When I am at home, I will hear from mom many such stories of the struggles of life of ordinary people around us. The life I live, when I hear about them, I begin to think as very cosmetic, and experienced from the peripherals of it. I don't get to hear these stories of struggles from where I live and through the angle of life I see - the stories of deaths and ailments, the stories of divisions and separations, the stories of misfortunes and miseries; there are no interactions with relatives, neighbours or society at large, and that limits my life's experience to the very basic of the daily events and the corporate goals that we struggle to achieve, in addition to the prime support one has to extend to the immediate family. And when I begin to listen to these struggles some of them go through, I find it hard to understand the proverbial 'this too shall pass' and 'everything happens for good' statements we so often hear when we go through minor struggles and reflect on them sitting in a Baskin Robbins outlet !! What explanations would justify their struggle when perhaps they had believed for years that 'this too shall pass' and it never did, or that they were told that 'everything is for good' and the definition of good was never what they thought it is !
In between all that, there was one thing that made this trip a pleasant one. What riches in this world can substitute the warmth of one's mother's presence !! I spent two days with her. She raced against time to prepare the kind of food that she knows I love. From as simple as chilled buttermilk to all the other different food that one can have in the waking hours in between that two days, all flavoured with love that is one that made all what she made so special in this world. Every mother in this world is perhaps sharing this one quality of how they express their love for their children - the keenness to make for them what they love to eat, perhaps from the conscious attempt to feed them from the day one she knew she has conceived.
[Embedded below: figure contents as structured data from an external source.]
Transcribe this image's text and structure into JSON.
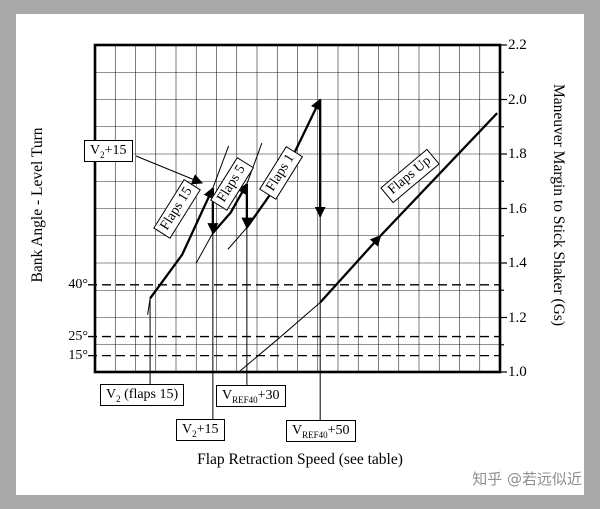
{
  "page": {
    "watermark": "知乎 @若远似近"
  },
  "chart_data": {
    "type": "line",
    "title": "",
    "xlabel": "Flap Retraction Speed (see table)",
    "ylabel_left": "Bank Angle - Level Turn",
    "ylabel_right": "Maneuver Margin to Stick Shaker (Gs)",
    "x_range": [
      0,
      10
    ],
    "y_range": [
      1.0,
      2.2
    ],
    "y_ticks": [
      "1.0",
      "1.2",
      "1.4",
      "1.6",
      "1.8",
      "2.0",
      "2.2"
    ],
    "grid": {
      "on": true,
      "x_divisions": 20,
      "y_divisions": 12
    },
    "bank_angle_lines": [
      {
        "label": "40°",
        "y": 1.32
      },
      {
        "label": "25°",
        "y": 1.13
      },
      {
        "label": "15°",
        "y": 1.06
      }
    ],
    "series": [
      {
        "name": "flaps-15-bold",
        "style": "bold",
        "arrow_end": true,
        "points": [
          [
            1.36,
            1.27
          ],
          [
            2.15,
            1.43
          ],
          [
            2.91,
            1.675
          ]
        ]
      },
      {
        "name": "retract-drop-at-v2plus15",
        "style": "bold",
        "arrow_end": true,
        "points": [
          [
            2.91,
            1.675
          ],
          [
            2.91,
            1.51
          ]
        ]
      },
      {
        "name": "flaps-5-bold",
        "style": "bold",
        "arrow_end": true,
        "points": [
          [
            2.91,
            1.51
          ],
          [
            3.35,
            1.585
          ],
          [
            3.75,
            1.69
          ]
        ]
      },
      {
        "name": "retract-drop-at-vref40plus30",
        "style": "bold",
        "arrow_end": true,
        "points": [
          [
            3.75,
            1.69
          ],
          [
            3.75,
            1.53
          ]
        ]
      },
      {
        "name": "flaps-1-bold",
        "style": "bold",
        "arrow_end": true,
        "points": [
          [
            3.75,
            1.53
          ],
          [
            4.65,
            1.72
          ],
          [
            5.56,
            2.0
          ]
        ]
      },
      {
        "name": "retract-drop-at-vref40plus50",
        "style": "bold",
        "arrow_end": true,
        "points": [
          [
            5.56,
            2.0
          ],
          [
            5.56,
            1.57
          ]
        ]
      },
      {
        "name": "flaps-up-bold-a",
        "style": "bold",
        "arrow_end": true,
        "points": [
          [
            5.56,
            1.255
          ],
          [
            7.05,
            1.5
          ]
        ]
      },
      {
        "name": "flaps-up-bold-b",
        "style": "bold",
        "arrow_end": false,
        "points": [
          [
            7.05,
            1.5
          ],
          [
            9.93,
            1.95
          ]
        ]
      },
      {
        "name": "flaps-15-thin-pre",
        "style": "thin",
        "arrow_end": false,
        "points": [
          [
            1.3,
            1.21
          ],
          [
            1.36,
            1.27
          ]
        ]
      },
      {
        "name": "flaps-15-thin-ext",
        "style": "thin",
        "arrow_end": false,
        "points": [
          [
            2.91,
            1.675
          ],
          [
            3.3,
            1.83
          ]
        ]
      },
      {
        "name": "flaps-5-thin-pre",
        "style": "thin",
        "arrow_end": false,
        "points": [
          [
            2.5,
            1.4
          ],
          [
            2.91,
            1.51
          ]
        ]
      },
      {
        "name": "flaps-5-thin-ext",
        "style": "thin",
        "arrow_end": false,
        "points": [
          [
            3.75,
            1.69
          ],
          [
            4.12,
            1.84
          ]
        ]
      },
      {
        "name": "flaps-1-thin-pre",
        "style": "thin",
        "arrow_end": false,
        "points": [
          [
            3.28,
            1.45
          ],
          [
            3.75,
            1.53
          ]
        ]
      },
      {
        "name": "flaps-up-thin-pre",
        "style": "thin",
        "arrow_end": false,
        "points": [
          [
            3.55,
            1.0
          ],
          [
            4.55,
            1.125
          ],
          [
            5.56,
            1.255
          ]
        ]
      }
    ],
    "reference_lines": [
      {
        "name": "v2-flaps15-line",
        "x": 1.36,
        "y_top": 1.27
      },
      {
        "name": "v2plus15-line",
        "x": 2.91,
        "y_top": 1.51
      },
      {
        "name": "vref40plus30-line",
        "x": 3.75,
        "y_top": 1.53
      },
      {
        "name": "vref40plus50-line",
        "x": 5.56,
        "y_top": 2.0
      }
    ],
    "flap_labels": [
      {
        "text": "Flaps 15",
        "x": 2.02,
        "y": 1.6,
        "angle": -58
      },
      {
        "text": "Flaps 5",
        "x": 3.38,
        "y": 1.69,
        "angle": -58
      },
      {
        "text": "Flaps 1",
        "x": 4.59,
        "y": 1.73,
        "angle": -58
      },
      {
        "text": "Flaps Up",
        "x": 7.78,
        "y": 1.72,
        "angle": -40
      }
    ],
    "callouts": {
      "v2plus15_top": {
        "base": "V",
        "sub": "2",
        "rest": "+15"
      },
      "v2_flaps15": {
        "base": "V",
        "sub": "2",
        "rest": " (flaps 15)"
      },
      "vref40plus30": {
        "base": "V",
        "sub": "REF40",
        "rest": "+30"
      },
      "v2plus15_bottom": {
        "base": "V",
        "sub": "2",
        "rest": "+15"
      },
      "vref40plus50": {
        "base": "V",
        "sub": "REF40",
        "rest": "+50"
      }
    }
  }
}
There was plenty of rain throughout the day, making it pleasantly cool compared to the weather of Chennai, to have enough inspiration to dislike everything else and love and live in those moments; I wanted to spend hours and hours perhaps days and months, reading and writing, and do nothing else but that. It was such a short trip, that I was too tired to stay focused, and the other matters that needed my attention didn't give the luxury of time either; yet, there were moments when I sat down looking a the rain that has always given enough of inspiration flavoured with some nostalgic memories, and the leaves that was falling in plenty from the trees that surrounds my home. May be because they didn't notice my presence in the verandah, there were many birds too outside in the courtyard, different types of them; where did I read once what we must learn from birds, that it's only them who will be off their nests searching for their food - their goal for the day - regardless of whether it is shining or raining.
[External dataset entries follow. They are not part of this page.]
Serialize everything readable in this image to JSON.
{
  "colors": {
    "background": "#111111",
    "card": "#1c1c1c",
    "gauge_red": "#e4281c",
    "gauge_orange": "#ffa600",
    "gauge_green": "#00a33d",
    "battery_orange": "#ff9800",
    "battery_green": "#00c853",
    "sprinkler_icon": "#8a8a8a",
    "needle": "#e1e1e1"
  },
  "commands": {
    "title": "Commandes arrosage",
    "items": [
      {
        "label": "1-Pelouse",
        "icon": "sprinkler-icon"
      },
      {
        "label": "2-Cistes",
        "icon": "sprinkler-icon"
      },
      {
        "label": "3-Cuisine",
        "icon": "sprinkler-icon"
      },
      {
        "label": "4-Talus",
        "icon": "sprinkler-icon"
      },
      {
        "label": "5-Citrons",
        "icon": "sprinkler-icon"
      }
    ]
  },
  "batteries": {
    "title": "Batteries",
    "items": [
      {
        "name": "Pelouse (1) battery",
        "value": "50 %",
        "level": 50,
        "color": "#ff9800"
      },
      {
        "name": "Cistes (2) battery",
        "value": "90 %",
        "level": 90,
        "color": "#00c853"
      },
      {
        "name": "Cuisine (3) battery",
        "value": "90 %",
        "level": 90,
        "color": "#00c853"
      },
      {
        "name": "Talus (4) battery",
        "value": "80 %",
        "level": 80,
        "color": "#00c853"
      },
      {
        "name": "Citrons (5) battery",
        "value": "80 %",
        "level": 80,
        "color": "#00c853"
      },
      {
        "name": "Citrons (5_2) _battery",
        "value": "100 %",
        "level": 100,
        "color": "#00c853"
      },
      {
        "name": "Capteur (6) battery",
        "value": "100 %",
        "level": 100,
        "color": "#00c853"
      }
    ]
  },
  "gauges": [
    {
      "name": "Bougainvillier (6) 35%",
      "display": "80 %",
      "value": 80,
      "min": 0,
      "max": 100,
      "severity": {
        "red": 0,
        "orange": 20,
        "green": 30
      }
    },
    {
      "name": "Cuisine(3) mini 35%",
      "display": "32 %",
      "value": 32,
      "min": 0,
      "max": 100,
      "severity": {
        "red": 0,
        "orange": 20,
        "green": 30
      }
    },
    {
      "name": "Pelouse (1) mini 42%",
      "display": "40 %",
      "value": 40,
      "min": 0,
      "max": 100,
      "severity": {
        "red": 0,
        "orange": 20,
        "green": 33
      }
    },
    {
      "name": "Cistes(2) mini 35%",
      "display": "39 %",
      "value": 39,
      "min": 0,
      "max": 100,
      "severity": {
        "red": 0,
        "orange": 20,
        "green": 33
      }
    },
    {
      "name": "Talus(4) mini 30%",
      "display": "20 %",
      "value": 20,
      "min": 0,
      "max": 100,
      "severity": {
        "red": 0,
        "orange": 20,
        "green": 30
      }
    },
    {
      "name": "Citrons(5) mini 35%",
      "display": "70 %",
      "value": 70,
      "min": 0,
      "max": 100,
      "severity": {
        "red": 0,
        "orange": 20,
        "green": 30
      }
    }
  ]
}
When I was bedridden for a few months following my surgeries, there was this rain, and the birds, and the books and my pens, and the fog and the green grass and the dews on them, and all what is inspiring me now; but then, I longed to walk, and be out in the midst of the world. I sometimes do not know what to wish for.
And sometimes I realize that the goals I set are meaningless; though at times they are inspiring, as in the moments when I listen to Sir Ken Robinson or the people of wisdom as him or work hand in hand with leaders who inspire, when I am pulled to walk through the rough patches of life being experienced by the real ordinary people around me whom I hardly see except in such occasional visits, I question the goals I set, and the purpose it serves, and the alternatives on offer !
I have the answers, if only I was not depended upon.